Revisions: 222; 204
Physical therapy is an important adjunct in the management of individuals with hemophilia and other inherited bleeding disorders.  Physical therapy is used to rehabilitate muscles and joints following acute soft tissue injuries and hemarthroses, chronic synovitis, and hemophilic arthritis. In addition, physical therapy is critical to pre- and post-operative management of individuals with bleeding disorders who have undergone either arthroscopic or open synovectomy or joint replacement.
Following joint or soft tissue injuries, individuals who require physical therapy intervention are at times seeking out these services in their local communities. As well, many of these individuals are having surgery and post-operative physical therapy in institutions that do not have a Hemophilia Treatment Center (HTC) comprehensive care team that includes a hematologist, nurse practitioner, and physical therapist who are experienced in the pre- and post-operative management of these patients. Thus there has arisen a need for standardized guidelines for management of these patients that can be followed by both HTC and non-HTC physical therapists.
Recognizing this need, the Physical Therapy Working Group (PTWG) of the National Hemophilia Foundation (NHF) has developed the following guidelines for use by physical therapy services in the management of patients with inherited bleeding disorders:
Iliopsoas Bleed (2011)
Joint Bleed (2017)
Muscle Bleed (2018)
Surgical Synovectomy (2013)
Total Knee Replacement (2015)
Orthoses for Ankle Hemophilic Arthopathy (2018)

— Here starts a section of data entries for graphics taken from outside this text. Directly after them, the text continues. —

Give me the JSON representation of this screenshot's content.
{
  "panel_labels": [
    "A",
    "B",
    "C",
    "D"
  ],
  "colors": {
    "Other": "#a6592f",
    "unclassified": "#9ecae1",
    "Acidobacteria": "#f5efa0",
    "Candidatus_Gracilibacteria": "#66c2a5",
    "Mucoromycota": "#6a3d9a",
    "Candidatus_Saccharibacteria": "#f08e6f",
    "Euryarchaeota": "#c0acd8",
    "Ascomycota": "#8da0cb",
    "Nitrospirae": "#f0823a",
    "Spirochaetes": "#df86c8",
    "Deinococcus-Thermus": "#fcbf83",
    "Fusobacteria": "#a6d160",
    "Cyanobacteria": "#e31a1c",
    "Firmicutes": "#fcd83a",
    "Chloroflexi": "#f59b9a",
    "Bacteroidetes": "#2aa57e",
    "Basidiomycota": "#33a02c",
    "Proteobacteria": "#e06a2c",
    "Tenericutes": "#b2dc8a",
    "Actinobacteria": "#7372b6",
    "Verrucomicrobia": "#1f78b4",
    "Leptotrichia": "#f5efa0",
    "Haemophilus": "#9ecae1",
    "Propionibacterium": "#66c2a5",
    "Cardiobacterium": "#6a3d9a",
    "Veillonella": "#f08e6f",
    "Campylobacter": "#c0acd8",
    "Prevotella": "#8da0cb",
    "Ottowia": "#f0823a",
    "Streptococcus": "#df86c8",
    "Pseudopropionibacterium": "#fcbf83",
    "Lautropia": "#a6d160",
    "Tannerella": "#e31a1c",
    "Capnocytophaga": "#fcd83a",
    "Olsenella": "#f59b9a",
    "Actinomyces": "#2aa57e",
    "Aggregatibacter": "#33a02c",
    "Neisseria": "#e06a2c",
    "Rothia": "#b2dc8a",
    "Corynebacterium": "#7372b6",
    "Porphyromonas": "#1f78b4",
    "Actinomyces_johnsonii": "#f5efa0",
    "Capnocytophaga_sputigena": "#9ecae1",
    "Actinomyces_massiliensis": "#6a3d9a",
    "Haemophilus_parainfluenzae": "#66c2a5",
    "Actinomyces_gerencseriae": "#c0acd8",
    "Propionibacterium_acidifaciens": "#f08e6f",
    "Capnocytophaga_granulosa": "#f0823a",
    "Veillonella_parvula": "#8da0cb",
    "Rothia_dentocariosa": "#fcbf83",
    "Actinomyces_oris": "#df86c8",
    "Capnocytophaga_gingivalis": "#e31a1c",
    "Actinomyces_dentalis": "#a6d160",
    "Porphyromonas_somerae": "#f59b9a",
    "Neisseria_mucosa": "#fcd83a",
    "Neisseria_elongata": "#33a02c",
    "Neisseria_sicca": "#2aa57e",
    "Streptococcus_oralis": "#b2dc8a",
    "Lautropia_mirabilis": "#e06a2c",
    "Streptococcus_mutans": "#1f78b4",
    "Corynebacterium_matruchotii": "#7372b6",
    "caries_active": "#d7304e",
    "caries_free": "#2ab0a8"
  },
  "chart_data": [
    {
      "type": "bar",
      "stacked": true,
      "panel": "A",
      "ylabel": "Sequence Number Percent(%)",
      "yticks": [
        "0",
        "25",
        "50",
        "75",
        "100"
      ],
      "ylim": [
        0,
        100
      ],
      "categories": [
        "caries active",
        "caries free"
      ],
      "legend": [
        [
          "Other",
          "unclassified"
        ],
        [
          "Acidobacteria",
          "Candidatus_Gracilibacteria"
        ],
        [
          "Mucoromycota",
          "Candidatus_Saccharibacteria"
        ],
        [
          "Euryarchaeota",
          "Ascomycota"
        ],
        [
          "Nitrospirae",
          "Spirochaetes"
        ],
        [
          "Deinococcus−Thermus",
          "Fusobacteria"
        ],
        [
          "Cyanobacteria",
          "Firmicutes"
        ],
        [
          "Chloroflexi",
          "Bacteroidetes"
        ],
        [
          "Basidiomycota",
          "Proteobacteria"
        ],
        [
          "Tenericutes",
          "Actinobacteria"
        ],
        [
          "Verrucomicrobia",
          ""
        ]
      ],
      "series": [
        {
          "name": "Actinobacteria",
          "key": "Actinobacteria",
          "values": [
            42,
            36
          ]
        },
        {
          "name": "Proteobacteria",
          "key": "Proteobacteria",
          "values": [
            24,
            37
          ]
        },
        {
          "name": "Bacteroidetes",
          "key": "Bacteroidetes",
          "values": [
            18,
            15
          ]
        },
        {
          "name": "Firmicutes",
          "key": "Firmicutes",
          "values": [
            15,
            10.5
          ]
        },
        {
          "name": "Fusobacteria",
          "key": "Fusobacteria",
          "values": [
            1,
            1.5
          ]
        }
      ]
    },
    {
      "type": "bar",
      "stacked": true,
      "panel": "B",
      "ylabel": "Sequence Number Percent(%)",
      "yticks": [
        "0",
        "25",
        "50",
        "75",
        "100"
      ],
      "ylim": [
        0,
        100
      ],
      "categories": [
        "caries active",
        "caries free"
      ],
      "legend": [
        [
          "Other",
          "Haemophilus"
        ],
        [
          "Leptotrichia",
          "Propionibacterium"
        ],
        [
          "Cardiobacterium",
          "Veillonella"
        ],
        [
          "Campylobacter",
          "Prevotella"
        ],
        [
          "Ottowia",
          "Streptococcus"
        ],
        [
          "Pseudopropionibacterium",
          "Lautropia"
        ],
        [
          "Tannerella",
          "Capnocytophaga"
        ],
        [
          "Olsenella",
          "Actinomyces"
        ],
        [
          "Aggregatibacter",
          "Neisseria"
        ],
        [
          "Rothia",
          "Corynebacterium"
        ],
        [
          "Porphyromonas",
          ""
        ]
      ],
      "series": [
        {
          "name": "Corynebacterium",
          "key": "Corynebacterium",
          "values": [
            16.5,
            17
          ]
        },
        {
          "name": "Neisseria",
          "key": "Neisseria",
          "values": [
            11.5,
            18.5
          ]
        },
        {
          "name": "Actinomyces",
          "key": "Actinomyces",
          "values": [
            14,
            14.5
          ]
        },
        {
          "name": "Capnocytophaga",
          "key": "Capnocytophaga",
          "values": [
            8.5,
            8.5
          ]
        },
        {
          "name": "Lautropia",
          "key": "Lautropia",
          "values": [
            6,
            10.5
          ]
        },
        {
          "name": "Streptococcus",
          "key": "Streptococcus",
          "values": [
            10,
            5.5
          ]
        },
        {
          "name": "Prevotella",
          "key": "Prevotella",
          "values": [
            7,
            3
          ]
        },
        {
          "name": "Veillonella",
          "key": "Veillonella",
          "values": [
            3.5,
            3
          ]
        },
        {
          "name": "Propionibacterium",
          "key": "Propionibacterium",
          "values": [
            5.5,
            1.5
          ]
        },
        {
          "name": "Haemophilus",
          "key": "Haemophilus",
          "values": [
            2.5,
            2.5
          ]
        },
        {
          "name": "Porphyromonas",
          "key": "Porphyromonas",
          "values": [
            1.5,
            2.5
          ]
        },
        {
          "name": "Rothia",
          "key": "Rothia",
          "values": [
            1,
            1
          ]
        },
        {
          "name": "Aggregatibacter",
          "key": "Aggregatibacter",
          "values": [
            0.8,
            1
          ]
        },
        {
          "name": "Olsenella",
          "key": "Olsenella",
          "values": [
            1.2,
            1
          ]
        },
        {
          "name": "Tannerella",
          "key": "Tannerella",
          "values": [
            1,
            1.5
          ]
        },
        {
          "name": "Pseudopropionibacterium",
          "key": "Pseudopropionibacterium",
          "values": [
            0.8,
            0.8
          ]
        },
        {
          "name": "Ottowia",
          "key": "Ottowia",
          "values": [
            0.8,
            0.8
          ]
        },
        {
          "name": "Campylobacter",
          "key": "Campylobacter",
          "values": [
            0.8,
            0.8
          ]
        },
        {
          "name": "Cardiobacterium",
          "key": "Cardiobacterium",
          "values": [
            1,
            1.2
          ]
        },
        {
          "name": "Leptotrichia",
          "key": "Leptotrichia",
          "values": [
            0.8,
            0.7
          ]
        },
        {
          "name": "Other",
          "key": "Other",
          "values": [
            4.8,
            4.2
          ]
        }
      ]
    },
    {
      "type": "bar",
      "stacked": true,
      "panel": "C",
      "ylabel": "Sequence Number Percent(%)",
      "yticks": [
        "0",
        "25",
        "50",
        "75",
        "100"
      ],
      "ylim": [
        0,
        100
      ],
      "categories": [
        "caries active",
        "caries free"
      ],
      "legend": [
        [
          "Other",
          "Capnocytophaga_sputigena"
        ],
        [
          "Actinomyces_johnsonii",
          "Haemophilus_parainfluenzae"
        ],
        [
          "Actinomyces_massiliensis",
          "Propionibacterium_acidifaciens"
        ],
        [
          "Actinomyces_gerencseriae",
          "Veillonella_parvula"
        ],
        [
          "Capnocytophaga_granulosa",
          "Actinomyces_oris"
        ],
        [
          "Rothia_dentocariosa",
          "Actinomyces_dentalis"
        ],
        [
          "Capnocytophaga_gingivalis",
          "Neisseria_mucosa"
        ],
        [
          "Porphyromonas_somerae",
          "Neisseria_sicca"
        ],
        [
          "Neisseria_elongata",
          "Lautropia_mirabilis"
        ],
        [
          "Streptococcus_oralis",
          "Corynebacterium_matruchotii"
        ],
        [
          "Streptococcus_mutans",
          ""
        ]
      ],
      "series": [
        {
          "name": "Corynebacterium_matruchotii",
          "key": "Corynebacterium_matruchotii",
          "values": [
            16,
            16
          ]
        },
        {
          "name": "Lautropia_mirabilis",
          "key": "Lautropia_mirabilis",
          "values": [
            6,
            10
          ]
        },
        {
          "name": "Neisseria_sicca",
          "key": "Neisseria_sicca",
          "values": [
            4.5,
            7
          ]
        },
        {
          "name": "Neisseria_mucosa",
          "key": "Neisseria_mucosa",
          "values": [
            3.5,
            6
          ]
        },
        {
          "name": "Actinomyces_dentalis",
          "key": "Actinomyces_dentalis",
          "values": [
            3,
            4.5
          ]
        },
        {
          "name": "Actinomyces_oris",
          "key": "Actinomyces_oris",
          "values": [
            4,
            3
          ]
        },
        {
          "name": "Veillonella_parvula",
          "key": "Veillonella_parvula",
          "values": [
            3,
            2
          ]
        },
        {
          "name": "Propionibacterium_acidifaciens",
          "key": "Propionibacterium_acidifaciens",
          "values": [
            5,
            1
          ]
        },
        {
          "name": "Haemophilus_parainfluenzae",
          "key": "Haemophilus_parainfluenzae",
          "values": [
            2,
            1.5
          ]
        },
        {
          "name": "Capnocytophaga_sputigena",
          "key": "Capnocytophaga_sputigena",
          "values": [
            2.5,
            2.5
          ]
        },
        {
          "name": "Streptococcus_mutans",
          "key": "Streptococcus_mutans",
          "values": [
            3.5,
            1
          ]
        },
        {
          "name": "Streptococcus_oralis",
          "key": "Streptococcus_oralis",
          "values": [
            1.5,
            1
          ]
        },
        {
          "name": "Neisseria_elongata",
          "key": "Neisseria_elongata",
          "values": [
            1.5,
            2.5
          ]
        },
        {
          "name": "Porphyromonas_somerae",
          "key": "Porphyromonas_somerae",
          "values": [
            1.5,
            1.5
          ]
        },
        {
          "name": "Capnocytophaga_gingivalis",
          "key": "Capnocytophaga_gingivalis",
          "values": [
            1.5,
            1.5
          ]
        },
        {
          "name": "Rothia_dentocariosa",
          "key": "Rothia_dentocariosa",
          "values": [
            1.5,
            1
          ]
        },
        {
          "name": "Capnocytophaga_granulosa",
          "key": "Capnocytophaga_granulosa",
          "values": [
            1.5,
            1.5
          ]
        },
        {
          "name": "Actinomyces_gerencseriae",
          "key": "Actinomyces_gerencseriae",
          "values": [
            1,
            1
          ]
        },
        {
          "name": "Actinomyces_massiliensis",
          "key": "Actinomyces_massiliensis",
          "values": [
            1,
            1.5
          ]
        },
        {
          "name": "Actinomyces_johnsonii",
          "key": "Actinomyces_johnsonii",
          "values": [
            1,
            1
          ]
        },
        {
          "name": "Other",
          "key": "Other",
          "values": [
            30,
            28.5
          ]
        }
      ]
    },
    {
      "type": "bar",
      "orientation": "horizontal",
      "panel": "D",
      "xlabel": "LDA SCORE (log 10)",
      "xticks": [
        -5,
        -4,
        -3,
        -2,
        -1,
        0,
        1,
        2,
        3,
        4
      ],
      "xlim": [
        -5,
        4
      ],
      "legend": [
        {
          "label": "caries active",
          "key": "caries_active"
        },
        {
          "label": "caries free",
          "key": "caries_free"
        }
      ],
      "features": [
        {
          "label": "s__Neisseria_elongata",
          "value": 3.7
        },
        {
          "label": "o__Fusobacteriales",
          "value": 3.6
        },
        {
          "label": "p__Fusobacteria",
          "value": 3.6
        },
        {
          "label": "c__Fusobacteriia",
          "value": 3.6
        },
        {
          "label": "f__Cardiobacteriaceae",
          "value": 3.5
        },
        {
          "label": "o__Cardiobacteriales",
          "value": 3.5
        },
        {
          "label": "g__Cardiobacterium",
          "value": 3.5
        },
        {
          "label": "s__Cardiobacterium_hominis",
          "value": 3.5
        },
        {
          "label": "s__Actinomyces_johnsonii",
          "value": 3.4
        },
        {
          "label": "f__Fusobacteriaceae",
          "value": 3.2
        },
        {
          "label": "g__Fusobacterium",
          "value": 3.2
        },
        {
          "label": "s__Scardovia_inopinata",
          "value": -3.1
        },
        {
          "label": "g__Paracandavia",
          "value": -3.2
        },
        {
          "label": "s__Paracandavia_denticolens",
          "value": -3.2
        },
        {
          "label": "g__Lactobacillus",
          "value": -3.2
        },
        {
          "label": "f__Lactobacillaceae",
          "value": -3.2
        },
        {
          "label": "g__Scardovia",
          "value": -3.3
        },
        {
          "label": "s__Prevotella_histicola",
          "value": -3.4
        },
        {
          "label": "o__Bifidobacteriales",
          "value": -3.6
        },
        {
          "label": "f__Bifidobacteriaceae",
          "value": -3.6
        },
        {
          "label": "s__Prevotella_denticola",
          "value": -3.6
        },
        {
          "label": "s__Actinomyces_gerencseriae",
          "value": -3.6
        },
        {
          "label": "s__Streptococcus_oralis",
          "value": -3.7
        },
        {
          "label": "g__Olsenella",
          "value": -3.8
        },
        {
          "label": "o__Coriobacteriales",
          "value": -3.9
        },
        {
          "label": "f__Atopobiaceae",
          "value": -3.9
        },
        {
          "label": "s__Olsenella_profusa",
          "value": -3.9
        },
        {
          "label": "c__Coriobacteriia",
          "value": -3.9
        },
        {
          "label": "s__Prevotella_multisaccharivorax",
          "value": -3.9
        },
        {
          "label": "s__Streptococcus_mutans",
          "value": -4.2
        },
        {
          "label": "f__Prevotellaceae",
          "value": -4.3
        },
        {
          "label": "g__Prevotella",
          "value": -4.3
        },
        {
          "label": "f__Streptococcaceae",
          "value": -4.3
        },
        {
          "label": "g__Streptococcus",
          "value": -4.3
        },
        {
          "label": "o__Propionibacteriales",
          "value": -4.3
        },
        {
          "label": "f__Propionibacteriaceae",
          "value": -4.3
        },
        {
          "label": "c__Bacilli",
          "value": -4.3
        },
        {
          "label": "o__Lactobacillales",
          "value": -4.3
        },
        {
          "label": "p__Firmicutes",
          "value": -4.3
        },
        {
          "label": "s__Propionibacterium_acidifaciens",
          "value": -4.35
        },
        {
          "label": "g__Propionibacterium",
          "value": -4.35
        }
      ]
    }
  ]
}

MASAC recommends adoption of these standardized guidelines by physical therapy services for management of individuals with bleeding disorders, either inpatient or outpatient, both in HTCs and in institutions not affiliated with an HTC. In the latter case, consultation with members of the HTC team is strongly encouraged.
1. Medical and Scientific Advisory Committee. MASAC Document #132: Standards and Criteria for the Care of Persons with Congenital Bleeding Disorders Revised April 2002.